The ICTC joint operating committee, composed of representatives of six school districts that share ownership of the school, voted Tuesday to serve as the host site for the center.
According to a news release issued by ICTC and the Challenger committee, the tech center will more formally develop the terms for starting the Challenger program, including a location on ICTC property and whether any existing ICTC buildings or staff would be part of the Challenger development.
The proposal calls for ICTC to grant a 50-year lease for token rent of $1 a year for 10 acres of the school grounds to be the home of what would be called the Central Allegheny Challenger Learning Center, according to B. Edward Smith, president of the Blairsville-Saltsburg School District board of directors.
Smith reported that detail at a school board meeting Wednesday evening.
This is more than one small step toward getting the program off the ground, according to officials of the local Challenger program.
“We at Challenger are very excited about the resolution for many reasons, not the least of which is that ICTC’s tremendous success in educating Indiana County students in the technical fields will resonate strongly with potential corporate and foundation donors,” program leaders wrote in a news release. “Challenger’s goal is to continue that legacy.”
The space education program has been under study since July 2012, and has picked up momentum over the past month.
The Challenger Foundation, set up with the goal of promoting space and science education following the explosion of the Challenger space shuttle 27 years ago, has authorized about 50 learning centers around the world and in July granted an application by Indiana Area School District and Homer-Center School District to establish one in Indiana County.
An ad hoc committee directed by Indiana attorney Julia Trimarchi Cuccaro first studied the academic and financial viability of starting such a center before recommending moving ahead with the project.

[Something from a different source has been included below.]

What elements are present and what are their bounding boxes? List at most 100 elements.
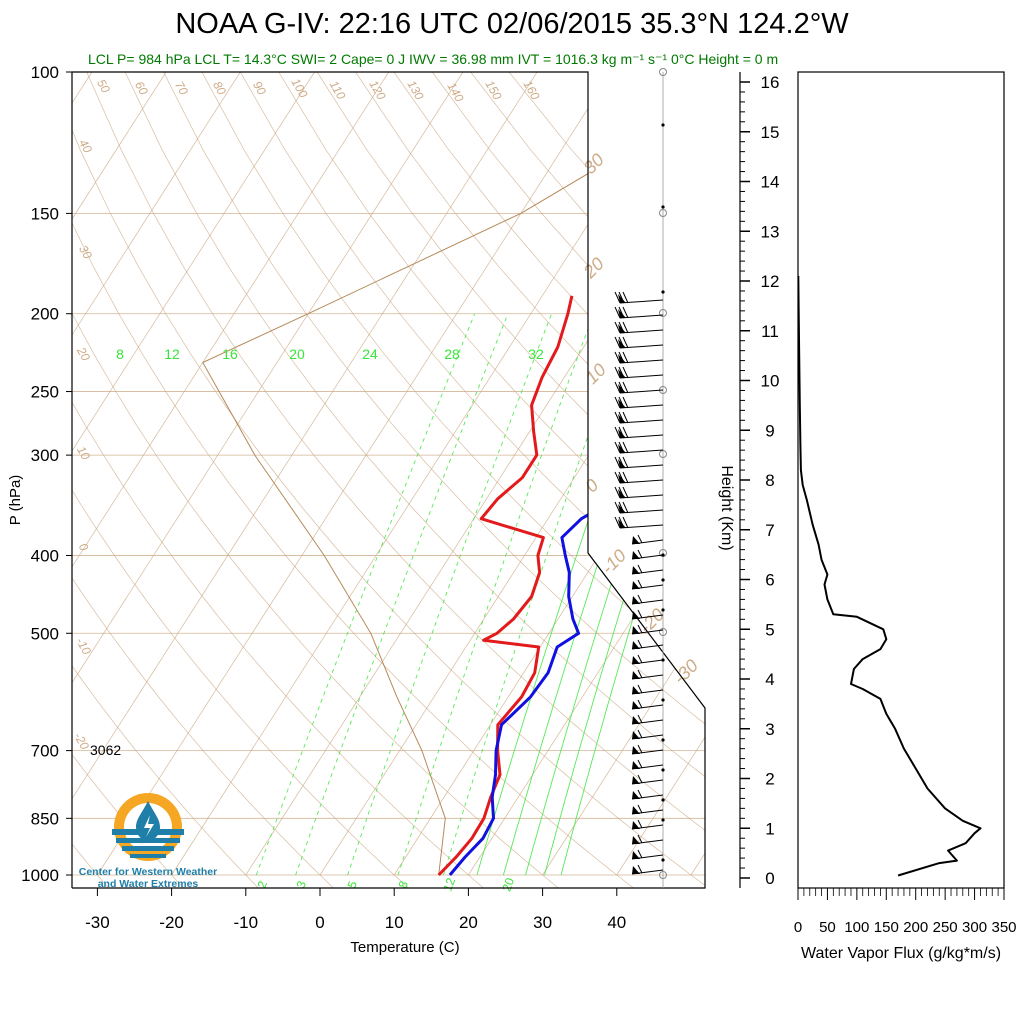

Construction of a new building and outfitting it with classrooms modeled after NASA’s Mission Control center in Houston and the labs used by astronauts on the International Space Station, along with budgeted operating costs for the first year, are estimated at $3 million.
The committee and others from the Indiana and Homer-Center districts have said the center would be funded by private-sector contributions and user fees rather than public tax dollars.
The resolution by the ICTC operating committee “is an exciting opportunity for both organizations to offer enhanced STEM (science, technology, engineering and mathematics) programs for the communities in our region, particularly Indiana County,” said Vicki Smith, chairwoman of the ICTC committee and president of the Homer-Center school board.
“This is a huge step forward in establishing a regional Challenger Learning Center here in Indiana County,” said Walter Schroth, a representative of the Indiana Area School District board of directors. “To have accomplished this today tells me that there is a high demand to increase STEM opportunities in this region. This is really good news for our entire community.”
The Central Allegheny Challenger Learning Center has been designated to serve 22 counties in central and western Pennsylvania as a destination for all-day science class field trips and corporate training programs.